Bounds of the derivatives of the mollifier function

First we want to study $$h_\alpha:x\mapsto \frac{\exp\left(-\frac{\alpha}{1-x^2}\right)}{1-x^2}=Xe^{-\alpha X}$$ for $x \in [0,1]$ i.e. $X \in [1,+\infty[$.

The second expression $H_\alpha(X)=Xe^{-\alpha X}$ is positive over $\mathbb R_+$, and zero for $X=0$ and $X\rightarrow +\infty$, so there must be a maximum on which $H_\alpha'(X^*)=0$.

But there is only one zero of the differential, for $X=\frac1\alpha$.

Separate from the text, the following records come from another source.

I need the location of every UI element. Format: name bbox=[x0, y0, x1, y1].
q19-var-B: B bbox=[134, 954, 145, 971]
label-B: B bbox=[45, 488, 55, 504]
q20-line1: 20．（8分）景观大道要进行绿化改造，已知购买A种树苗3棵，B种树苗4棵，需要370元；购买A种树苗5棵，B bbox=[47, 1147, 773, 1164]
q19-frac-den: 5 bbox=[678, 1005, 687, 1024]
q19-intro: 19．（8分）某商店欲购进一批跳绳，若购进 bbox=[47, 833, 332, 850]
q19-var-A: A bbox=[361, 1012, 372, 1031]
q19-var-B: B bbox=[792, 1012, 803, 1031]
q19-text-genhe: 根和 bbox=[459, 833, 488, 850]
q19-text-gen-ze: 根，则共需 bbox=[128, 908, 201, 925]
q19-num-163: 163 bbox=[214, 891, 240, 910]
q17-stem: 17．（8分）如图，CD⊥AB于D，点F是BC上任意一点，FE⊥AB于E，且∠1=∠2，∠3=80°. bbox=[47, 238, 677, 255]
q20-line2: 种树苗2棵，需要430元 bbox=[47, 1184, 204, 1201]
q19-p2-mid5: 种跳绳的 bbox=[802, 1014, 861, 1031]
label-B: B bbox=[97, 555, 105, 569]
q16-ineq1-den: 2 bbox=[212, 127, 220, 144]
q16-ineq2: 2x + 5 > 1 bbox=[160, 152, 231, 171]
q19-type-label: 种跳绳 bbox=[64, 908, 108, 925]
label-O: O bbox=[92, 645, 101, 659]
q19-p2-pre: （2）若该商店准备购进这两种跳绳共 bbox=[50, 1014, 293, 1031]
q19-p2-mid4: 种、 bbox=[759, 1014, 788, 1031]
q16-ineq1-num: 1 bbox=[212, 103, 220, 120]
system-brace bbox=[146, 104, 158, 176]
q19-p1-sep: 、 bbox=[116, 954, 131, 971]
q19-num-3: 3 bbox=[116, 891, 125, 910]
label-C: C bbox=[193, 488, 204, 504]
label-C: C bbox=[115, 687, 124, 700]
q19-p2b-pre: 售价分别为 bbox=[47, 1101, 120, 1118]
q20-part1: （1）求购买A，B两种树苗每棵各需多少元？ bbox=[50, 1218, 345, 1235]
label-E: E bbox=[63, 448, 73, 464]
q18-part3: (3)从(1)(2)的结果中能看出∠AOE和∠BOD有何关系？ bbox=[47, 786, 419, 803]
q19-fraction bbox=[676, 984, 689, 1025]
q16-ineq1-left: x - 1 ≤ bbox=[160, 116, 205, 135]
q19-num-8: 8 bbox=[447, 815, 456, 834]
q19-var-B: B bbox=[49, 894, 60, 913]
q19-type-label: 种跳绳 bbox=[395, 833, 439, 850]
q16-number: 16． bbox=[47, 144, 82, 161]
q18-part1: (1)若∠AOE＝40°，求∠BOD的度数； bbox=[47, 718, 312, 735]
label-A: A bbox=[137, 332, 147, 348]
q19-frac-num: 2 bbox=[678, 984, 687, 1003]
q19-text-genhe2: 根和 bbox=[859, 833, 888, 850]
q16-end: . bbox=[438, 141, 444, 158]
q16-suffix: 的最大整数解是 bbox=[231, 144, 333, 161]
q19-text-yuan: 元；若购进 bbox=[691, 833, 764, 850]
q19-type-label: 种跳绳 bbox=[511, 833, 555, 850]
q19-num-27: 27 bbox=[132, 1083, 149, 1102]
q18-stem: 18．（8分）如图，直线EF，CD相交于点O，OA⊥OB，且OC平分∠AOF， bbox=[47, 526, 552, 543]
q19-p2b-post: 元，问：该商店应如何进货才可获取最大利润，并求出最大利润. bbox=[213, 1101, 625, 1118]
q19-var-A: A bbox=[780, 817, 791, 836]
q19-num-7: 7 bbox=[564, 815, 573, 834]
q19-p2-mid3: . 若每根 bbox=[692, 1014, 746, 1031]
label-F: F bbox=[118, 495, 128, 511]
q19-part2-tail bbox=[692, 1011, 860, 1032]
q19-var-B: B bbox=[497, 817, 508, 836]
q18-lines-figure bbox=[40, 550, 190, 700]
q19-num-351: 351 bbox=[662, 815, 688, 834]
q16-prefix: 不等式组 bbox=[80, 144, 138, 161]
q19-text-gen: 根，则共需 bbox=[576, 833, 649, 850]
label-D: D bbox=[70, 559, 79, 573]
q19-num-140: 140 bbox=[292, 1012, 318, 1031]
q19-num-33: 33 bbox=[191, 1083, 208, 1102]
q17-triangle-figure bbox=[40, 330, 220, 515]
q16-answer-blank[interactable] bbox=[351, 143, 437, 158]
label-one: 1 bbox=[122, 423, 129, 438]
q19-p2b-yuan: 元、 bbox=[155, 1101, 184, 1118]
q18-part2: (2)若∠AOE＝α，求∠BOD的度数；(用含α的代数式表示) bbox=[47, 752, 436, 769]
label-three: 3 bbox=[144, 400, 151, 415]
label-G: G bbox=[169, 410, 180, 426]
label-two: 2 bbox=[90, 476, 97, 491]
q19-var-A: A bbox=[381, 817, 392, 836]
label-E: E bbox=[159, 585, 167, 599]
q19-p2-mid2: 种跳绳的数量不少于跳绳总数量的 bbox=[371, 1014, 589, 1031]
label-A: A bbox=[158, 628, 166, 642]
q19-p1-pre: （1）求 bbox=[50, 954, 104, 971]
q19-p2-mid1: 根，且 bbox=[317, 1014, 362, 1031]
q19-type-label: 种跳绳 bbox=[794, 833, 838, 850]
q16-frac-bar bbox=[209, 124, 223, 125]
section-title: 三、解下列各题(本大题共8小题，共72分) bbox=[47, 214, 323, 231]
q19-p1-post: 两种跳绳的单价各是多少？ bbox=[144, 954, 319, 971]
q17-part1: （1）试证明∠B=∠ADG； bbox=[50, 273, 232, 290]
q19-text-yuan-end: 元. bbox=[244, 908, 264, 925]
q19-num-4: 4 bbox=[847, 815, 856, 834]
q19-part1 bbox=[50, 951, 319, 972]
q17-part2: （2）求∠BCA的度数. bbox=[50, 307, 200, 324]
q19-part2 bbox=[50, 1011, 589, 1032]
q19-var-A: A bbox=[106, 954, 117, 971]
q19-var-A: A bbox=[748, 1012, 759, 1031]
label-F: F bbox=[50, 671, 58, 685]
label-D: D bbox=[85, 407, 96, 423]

So $h_\alpha$ is bounded by $\frac1{\alpha e}$.

Rewriting:

$$ f^{(n)}(x)=\frac{P_n(x)}{(1-x^2)^{2n}} \exp\left(-\frac{1}{1-x^2}\right)=P_n(x) h_{1/2n}(x)^{2n} $$

we get that: $$|f^{(n)}|_\infty\leq \left(\frac{2n}e\right)^{2n}\sup_{[-1,1]}|P_n|$$

Now we want to bound $\sup_{[-1,1]}|P_n|$ by $|P_n|_1$ the sum of the absolute values of the coefficients of $P_n$, and use the inductive formula to find a probably give a very rough bound:

$$P_{n+1}(x)=P_n'(x)(1-x^2)^2+4nx(1-x^2) P_n(x)-2xP_n(x)$$

By triangular inequality:

$$ |P_{n+1}|_1\leq|(1-x^2)^2P_n'|_1 + 4n|(1-x^2) P_n|_1 + 2|P_n|_1 $$

Because $P_n$ is of degree less than $3n$:

$$ |P_{n+1}|_1\leq 12n|P_n|_1 + 6n|P_n|_1 + 2|P_n|_1 $$

$$ |P_{n+1}|_1\leq 18(n+1)|P_n|_1 $$

Thus:

$$ |P_n|_1\leq 18^n n! $$

And finally:

$$|f^{(n)}|_\infty \leq \left(\frac{2n\sqrt{18}}e\right)^{2n}n!$$


As mathworker21 suggested in a comment, $$ \|f^{(n)}\|_\infty \leq \|\widehat{f^{(n)}}\|_1 = \|(i\xi)^n\hat f(\xi)\|_1 = \int |\xi|^n |\hat f(\xi)| d\xi. $$ This paper (https://arxiv.org/abs/1508.04376) shows that $|\hat f(\xi)|$ decays as $|\xi|^{-3/4}e^{-\sqrt{|\xi|}}$. Hence, when $|\xi| \gtrsim (Cn\log n)^2$, we have $|\xi|^n |\hat f(\xi)|\leq |\xi|^{-2}$. On the other hand, $|\hat f(\xi)| \leq \|f\|_1 = 1$. This gives $$ \int |\xi|^k |\hat f(\xi)| d\xi \lesssim (C n\log n)^{2n+2}. $$ This improves FXV's bound with an $n!$ factor in it but still seems suboptimal by an $n^2(\log n)^{2n+2}$ factor.